QueueSource should complete future returned by `.offer()` only when element is sent to downstream #26696

unoexperto · 2019-04-07T14:30:15Z

Hi guys!

I believe current implementation of QueueSource in backpressure mode makes it unusable and violates what's described in documentation.

To quote, it says:

Acknowledgement mechanism is available. akka.stream.scaladsl.SourceQueue.offer returns Future[QueueOfferResult] which completes with QueueOfferResult.Enqueued if element was added to buffer or sent downstream.

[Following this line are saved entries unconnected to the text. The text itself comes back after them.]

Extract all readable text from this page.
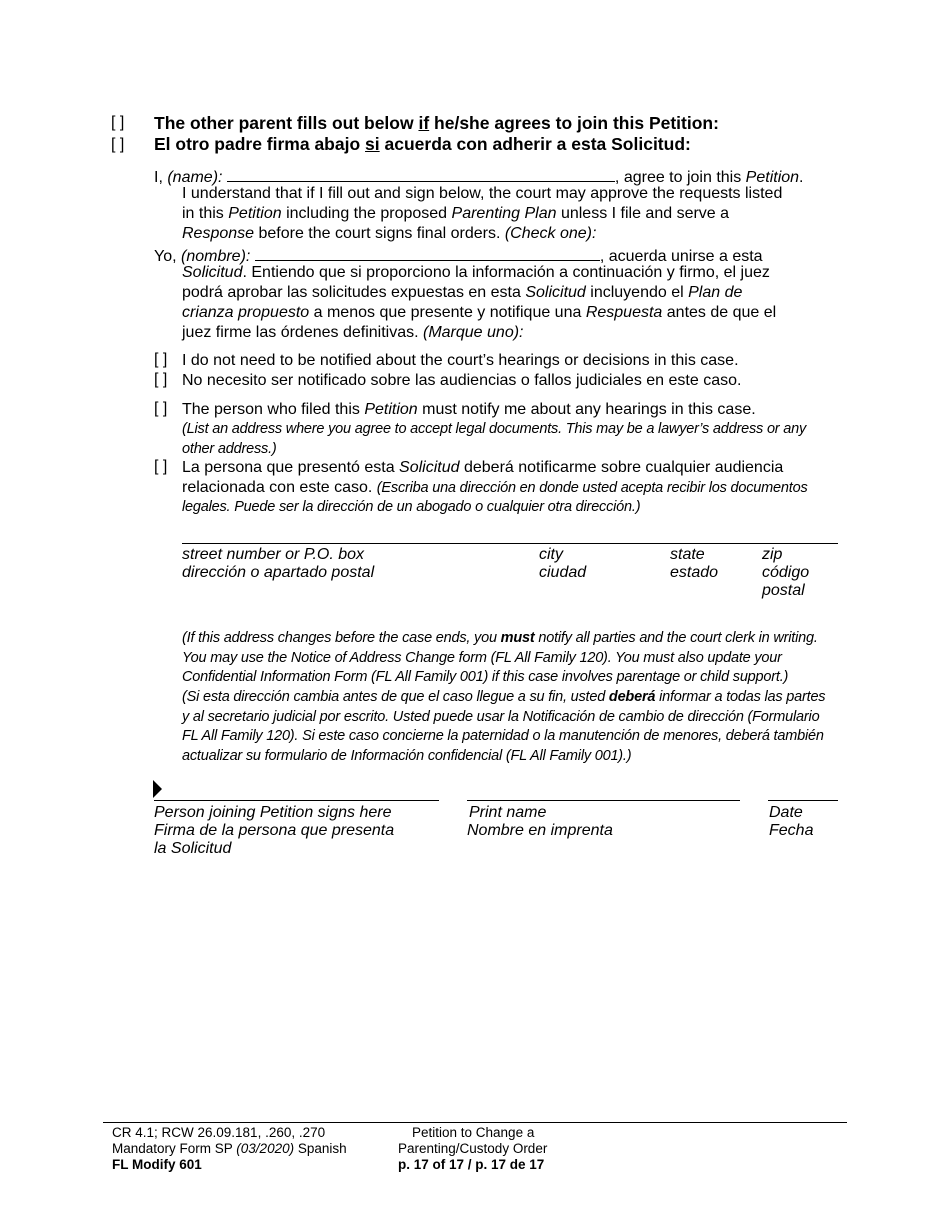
[ ]
[ ]
The other parent fills out below if he/she agrees to join this Petition:
El otro padre firma abajo si acuerda con adherir a esta Solicitud:
I, (name):	, agree to join this Petition.
I understand that if I fill out and sign below, the court may approve the requests listed
in this Petition including the proposed Parenting Plan unless I file and serve a
Response before the court signs final orders. (Check one):
Yo, (nombre):	, acuerda unirse a esta
Solicitud. Entiendo que si proporciono la información a continuación y firmo, el juez
podrá aprobar las solicitudes expuestas en esta Solicitud incluyendo el Plan de
crianza propuesto a menos que presente y notifique una Respuesta antes de que el
juez firme las órdenes definitivas. (Marque uno):
[ ]
[ ]
I do not need to be notified about the court’s hearings or decisions in this case.
No necesito ser notificado sobre las audiencias o fallos judiciales en este caso.
[ ] The person who filed this Petition must notify me about any hearings in this case.
(List an address where you agree to accept legal documents. This may be a lawyer’s address or any
other address.)
[ ] La persona que presentó esta Solicitud deberá notificarme sobre cualquier audiencia
relacionada con este caso. (Escriba una dirección en donde usted acepta recibir los documentos
legales. Puede ser la dirección de un abogado o cualquier otra dirección.)
street number or P.O. box
dirección o apartado postal
city
ciudad
state
estado
zip
código
postal
(If this address changes before the case ends, you must notify all parties and the court clerk in writing.
You may use the Notice of Address Change form (FL All Family 120). You must also update your
Confidential Information Form (FL All Family 001) if this case involves parentage or child support.)
(Si esta dirección cambia antes de que el caso llegue a su fin, usted deberá informar a todas las partes
y al secretario judicial por escrito. Usted puede usar la Notificación de cambio de dirección (Formulario
FL All Family 120). Si este caso concierne la paternidad o la manutención de menores, deberá también
actualizar su formulario de Información confidencial (FL All Family 001).)
Person joining Petition signs here
Firma de la persona que presenta
la Solicitud
Print name
Nombre en imprenta
Date
Fecha
CR 4.1; RCW 26.09.181, .260, .270
Mandatory Form SP (03/2020) Spanish
FL Modify 601
Petition to Change a
Parenting/Custody Order
p. 17 of 17 / p. 17 de 17
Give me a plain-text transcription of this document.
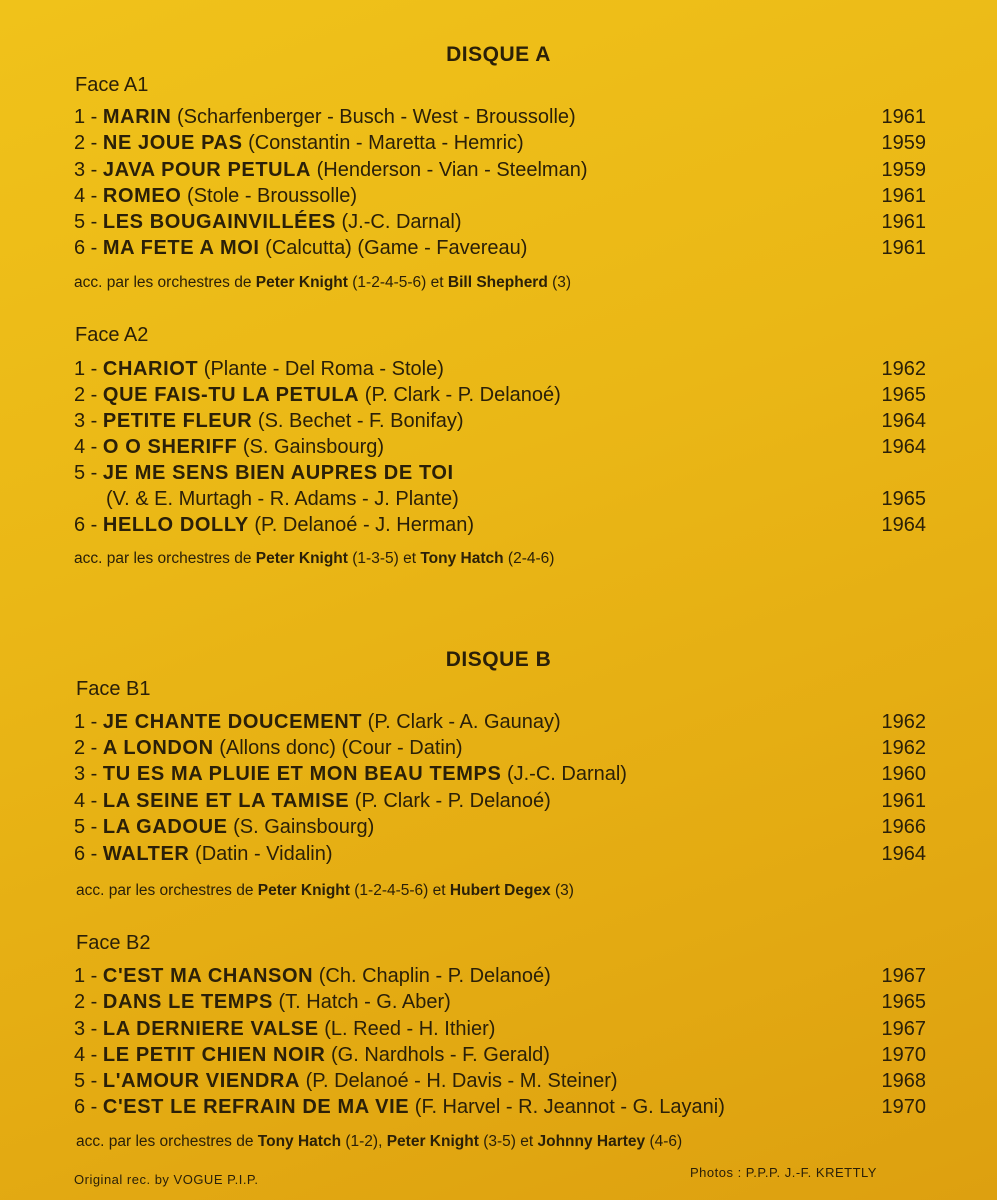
DISQUE A
Face A1
1 - MARIN (Scharfenberger - Busch - West - Broussolle)	1961
2 - NE JOUE PAS (Constantin - Maretta - Hemric)	1959
3 - JAVA POUR PETULA (Henderson - Vian - Steelman)	1959
4 - ROMEO (Stole - Broussolle)	1961
5 - LES BOUGAINVILLÉES (J.-C. Darnal)	1961
6 - MA FETE A MOI (Calcutta) (Game - Favereau)	1961
acc. par les orchestres de Peter Knight (1-2-4-5-6) et Bill Shepherd (3)
Face A2
1 - CHARIOT (Plante - Del Roma - Stole)	1962
2 - QUE FAIS-TU LA PETULA (P. Clark - P. Delanoé)	1965
3 - PETITE FLEUR (S. Bechet - F. Bonifay)	1964
4 - O O SHERIFF (S. Gainsbourg)	1964
5 - JE ME SENS BIEN AUPRES DE TOI
(V. & E. Murtagh - R. Adams - J. Plante)	1965
6 - HELLO DOLLY (P. Delanoé - J. Herman)	1964
acc. par les orchestres de Peter Knight (1-3-5) et Tony Hatch (2-4-6)
DISQUE B
Face B1
1 - JE CHANTE DOUCEMENT (P. Clark - A. Gaunay)	1962
2 - A LONDON (Allons donc) (Cour - Datin)	1962
3 - TU ES MA PLUIE ET MON BEAU TEMPS (J.-C. Darnal)	1960
4 - LA SEINE ET LA TAMISE (P. Clark - P. Delanoé)	1961
5 - LA GADOUE (S. Gainsbourg)	1966
6 - WALTER (Datin - Vidalin)	1964
acc. par les orchestres de Peter Knight (1-2-4-5-6) et Hubert Degex (3)
Face B2
1 - C'EST MA CHANSON (Ch. Chaplin - P. Delanoé)	1967
2 - DANS LE TEMPS (T. Hatch - G. Aber)	1965
3 - LA DERNIERE VALSE (L. Reed - H. Ithier)	1967
4 - LE PETIT CHIEN NOIR (G. Nardhols - F. Gerald)	1970
5 - L'AMOUR VIENDRA (P. Delanoé - H. Davis - M. Steiner)	1968
6 - C'EST LE REFRAIN DE MA VIE (F. Harvel - R. Jeannot - G. Layani)	1970
acc. par les orchestres de Tony Hatch (1-2), Peter Knight (3-5) et Johnny Hartey (4-6)
Original rec. by VOGUE P.I.P.	Photos : P.P.P. J.-F. KRETTLY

This statement, in my understanding, implies I can rely on QueueOfferResult to know when to offer next item. Currently it completes promise as soon as item is put to QueueSource.buffer. It means if call to QueueSource.offer() fails with IllegalStateException("You have to wait for previous offer to be resolved to send another request") I can't rely on previously returned futures to know when to call .offer again. In fact I'll have to implement my own buffer around Source.queue and I tried hard and discussed it few times in your Gitter :)

I believe right thing to do is to complete promise AFTER buffered item is sent downstream.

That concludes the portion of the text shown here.